Я выругалась, потом перечитала инструкцию. Каждую полоску можно использовать до трех раз, говорилось в ней. Я проверила кучу выброшенных полосок, все они прилипли к ковру там, куда я их бросила, а те, которые попали в корзину для мусора, теперь были покрыты очистками от карандаша и конфетти от дырокола. Осталось не больше четырех неиспользованных полосок. Я взяла мусорную корзину и со злобой швырнула ее о стену. Сама виновата, что не смогла в этом разобраться.

В этот момент в дверь моей комнаты постучали.

— Убирайся! — заорала я, думая, что это Полл.

Дверь со скрипом отворилась, и Мэгги, просунув голову в проем, быстро огляделась вокруг.

— Извини, дорогая. Я просто решила проверить, все ли в порядке. Мне показалось, я услышала плач. А потом раздался этот глухой стук, и я подумала, что ты упала на пол или случилось что-нибудь еще. Но, слава богу, все в порядке. Извини, что побеспокоила.

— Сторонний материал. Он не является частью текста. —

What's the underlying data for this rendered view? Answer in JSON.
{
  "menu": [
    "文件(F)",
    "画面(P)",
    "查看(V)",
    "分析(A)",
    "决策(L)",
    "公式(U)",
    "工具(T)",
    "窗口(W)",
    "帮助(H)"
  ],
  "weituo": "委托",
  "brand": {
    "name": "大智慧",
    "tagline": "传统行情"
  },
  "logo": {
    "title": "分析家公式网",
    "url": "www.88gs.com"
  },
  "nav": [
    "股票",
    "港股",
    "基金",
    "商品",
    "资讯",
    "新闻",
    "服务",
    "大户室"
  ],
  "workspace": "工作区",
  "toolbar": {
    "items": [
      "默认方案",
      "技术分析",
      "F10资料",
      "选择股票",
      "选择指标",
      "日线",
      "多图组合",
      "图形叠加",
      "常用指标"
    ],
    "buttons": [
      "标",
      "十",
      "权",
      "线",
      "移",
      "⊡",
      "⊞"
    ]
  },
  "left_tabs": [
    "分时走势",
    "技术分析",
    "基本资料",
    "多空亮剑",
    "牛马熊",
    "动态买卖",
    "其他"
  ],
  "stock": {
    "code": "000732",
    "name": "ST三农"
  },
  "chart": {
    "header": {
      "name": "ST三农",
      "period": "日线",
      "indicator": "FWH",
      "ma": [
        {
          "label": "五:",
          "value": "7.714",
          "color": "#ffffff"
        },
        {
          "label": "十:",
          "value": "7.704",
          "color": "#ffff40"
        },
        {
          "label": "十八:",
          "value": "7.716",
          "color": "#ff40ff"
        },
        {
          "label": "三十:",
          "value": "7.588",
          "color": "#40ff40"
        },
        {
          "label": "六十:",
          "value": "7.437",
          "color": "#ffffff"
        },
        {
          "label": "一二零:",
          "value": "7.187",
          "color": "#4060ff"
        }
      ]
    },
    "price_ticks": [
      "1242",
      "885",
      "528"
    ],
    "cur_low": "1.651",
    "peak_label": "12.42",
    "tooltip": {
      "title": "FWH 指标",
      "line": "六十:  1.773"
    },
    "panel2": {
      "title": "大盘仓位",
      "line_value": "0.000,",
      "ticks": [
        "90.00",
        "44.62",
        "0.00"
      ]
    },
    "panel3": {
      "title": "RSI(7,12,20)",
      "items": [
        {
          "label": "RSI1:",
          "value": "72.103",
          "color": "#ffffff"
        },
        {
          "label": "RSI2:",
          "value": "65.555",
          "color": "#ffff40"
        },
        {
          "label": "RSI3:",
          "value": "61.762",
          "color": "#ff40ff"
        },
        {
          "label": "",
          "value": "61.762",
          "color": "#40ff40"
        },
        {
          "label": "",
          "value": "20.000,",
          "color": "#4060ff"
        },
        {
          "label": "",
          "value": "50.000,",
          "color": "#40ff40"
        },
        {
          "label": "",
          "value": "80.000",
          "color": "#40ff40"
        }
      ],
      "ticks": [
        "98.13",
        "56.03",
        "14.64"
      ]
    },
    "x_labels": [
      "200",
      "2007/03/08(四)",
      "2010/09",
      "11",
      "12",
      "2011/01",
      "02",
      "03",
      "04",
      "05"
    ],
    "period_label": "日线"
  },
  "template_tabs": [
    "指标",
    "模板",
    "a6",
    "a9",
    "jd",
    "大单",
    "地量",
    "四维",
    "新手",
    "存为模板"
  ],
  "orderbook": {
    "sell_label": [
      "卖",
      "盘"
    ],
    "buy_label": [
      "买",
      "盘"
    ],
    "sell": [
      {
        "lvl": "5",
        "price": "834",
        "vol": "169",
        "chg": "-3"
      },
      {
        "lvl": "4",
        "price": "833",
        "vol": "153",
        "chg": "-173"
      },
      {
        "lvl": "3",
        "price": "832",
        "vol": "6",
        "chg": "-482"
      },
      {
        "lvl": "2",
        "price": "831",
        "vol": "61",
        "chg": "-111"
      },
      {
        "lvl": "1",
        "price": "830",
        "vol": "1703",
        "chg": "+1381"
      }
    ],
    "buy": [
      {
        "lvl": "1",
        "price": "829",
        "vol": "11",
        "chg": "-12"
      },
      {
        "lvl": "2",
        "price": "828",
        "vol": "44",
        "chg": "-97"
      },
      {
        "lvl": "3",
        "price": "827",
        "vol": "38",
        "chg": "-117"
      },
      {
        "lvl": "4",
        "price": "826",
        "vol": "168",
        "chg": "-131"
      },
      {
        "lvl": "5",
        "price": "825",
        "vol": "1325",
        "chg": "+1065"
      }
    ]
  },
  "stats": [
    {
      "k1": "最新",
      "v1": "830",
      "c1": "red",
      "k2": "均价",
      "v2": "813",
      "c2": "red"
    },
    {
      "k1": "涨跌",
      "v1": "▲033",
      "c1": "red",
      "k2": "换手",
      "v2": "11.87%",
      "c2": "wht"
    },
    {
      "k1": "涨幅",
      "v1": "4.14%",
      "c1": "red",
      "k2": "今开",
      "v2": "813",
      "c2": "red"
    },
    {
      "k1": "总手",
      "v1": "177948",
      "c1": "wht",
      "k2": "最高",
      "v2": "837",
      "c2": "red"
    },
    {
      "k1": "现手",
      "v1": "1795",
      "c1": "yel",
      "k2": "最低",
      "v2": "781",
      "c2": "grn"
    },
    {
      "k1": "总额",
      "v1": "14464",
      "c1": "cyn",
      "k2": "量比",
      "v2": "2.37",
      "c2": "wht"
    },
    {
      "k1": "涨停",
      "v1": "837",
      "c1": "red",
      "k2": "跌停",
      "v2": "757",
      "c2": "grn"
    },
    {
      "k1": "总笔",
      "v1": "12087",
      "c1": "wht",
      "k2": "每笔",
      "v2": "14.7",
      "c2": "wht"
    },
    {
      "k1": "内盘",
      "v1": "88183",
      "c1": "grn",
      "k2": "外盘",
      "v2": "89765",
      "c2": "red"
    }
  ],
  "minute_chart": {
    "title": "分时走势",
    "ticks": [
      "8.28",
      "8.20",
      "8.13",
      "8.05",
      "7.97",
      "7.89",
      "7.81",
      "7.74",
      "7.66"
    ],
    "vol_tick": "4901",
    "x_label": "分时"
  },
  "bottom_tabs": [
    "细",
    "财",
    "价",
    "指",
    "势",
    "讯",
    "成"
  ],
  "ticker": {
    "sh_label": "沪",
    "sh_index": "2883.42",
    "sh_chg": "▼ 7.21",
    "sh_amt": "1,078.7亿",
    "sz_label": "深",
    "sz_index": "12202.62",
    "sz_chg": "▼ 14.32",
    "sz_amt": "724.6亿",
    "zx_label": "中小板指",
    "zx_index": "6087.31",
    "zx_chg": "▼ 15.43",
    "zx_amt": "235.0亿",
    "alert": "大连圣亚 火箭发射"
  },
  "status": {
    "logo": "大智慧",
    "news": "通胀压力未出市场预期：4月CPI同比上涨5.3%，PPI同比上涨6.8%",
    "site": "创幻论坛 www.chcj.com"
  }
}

Ну почему не она моя бабушка?

Когда я спустилась вниз, Мэгги и Полл готовились к прогулке. Мэгги осторожно убрала со стола мерзкого вида носовой платок и заменила его чистым из собственного кармана. Она кивнула мне, я подцепила платок кухонными щипцами и бросила в стиральную машину.

— Наконец-то, — сказала Полл, не сразу попав рукой в рукав своего плаща. — Мы вернемся около четырех. Пообедаем у «Работяг». Чем ты собираешься заняться?

— Не знаю, — сказала я, постукивая носком ноги по стиральной машине. Убирайся прочь и оставь меня в покое, хотелось мне крикнуть. — Может, пройдусь в библиотеку.

— Хорошо бы отмыть шкаф с чистящими средствами, если тебе больше нечем заняться, — сказала Полл, засовывая в сумку чистый носовой платок. Она повернулась к Мэгги. — У нас была протечка, представляешь?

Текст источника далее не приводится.